Judge Haden has been over this legal terrain before. In 1999, he ruled that state agencies had failed to enforce federal environmental protection laws affecting mountaintop removal. Under the process, hundreds of square miles of mountains have been leveled and dozens of communities have been bought out.

Judge Haden's decision in that first suit was overturned on appeal a year ago. Without ruling on the merits of the complaint, a panel of the appeals court found that West Virginia had constitutional immunity against the lawsuit. It was filed by a resident who had held out against a buyout when his neighbors abandoned Pigeon Roost Hollow in Blair, W.Va., as waste descended.

The new, broader lawsuit was filed against the federal government by community and environmental groups in a four-state coal region of Appalachia. Challenging a mine waste permit last year on the West Virginia-Kentucky border, the groups, operating as Kentuckians for the Commonwealth, charged that the Army Corps of Engineers illegally favored the coal industry by permitting destructive waste disposal in violation of corps regulations that specifically ban such dumping.

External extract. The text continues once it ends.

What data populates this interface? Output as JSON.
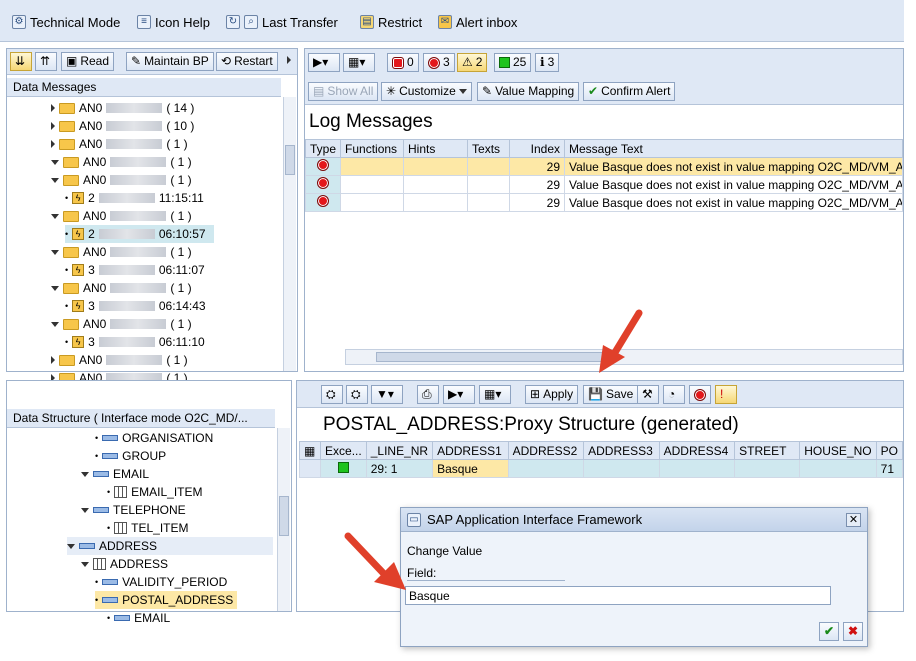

Judge Haden agreed. The judge shocked the mining industry and environmentalists by reaching beyond the issue of existing regulations to strike down the Bush administration's new rule regarding the dumping of rock and dirt.

He said the rule was an effort by federal agencies "to legalize their longstanding illegal regulatory practice." A change that basic, Judge Haden wrote, could only be tried "in the sunlight of open Congressional debate and resolution, not within the murk of administrative after-the-fact ratification of questionable regulatory practices."

Industry and government warn of economic ruin from the ruling, with 28,000 miners now at work in the $6.3 billion mining industry in West Virginia and Kentucky, mainly mountaintop removal. The mining industry insists it dumps fill only in seasonal streams, not those running year round, and notes that some companies invest in modified restoration of the shaved mountains.

The full damage from the stream dumping is only beginning to emerge, said Mr. Lovett and his co-counsel in the lawsuit, James M. Hecker of Trial Lawyers for Public Justice. They have used the Freedom of Information Act to obtain preliminary reports in a federally ordered consultant's study of environmental effects. Mr. Lovett said the consultants found that the mining industry would be more inconvenienced than devastated by proper application of the Clean Water Act.

Coal industry officials, with hundreds of waste applications pending, are counting on another victory on the appeals level to void Judge Haden's latest finding.

In making his 1999 decision, the judge not only hiked to Pigeon Roost Hollow to view that site but also flew over the region's many mountaintop removal sites.

"The sites stood out among the natural wooded ridges as huge white plateaus," he wrote, "and the valley fills appeared as massive, artificially landscaped stair steps. Tree growth was stunted or nonexistent. The mine sites appear stark and barren and enormously different from the original topography."

The judge wondered at all the absent wildlife that "can't be coaxed back." He concluded, "These harms cannot be undone."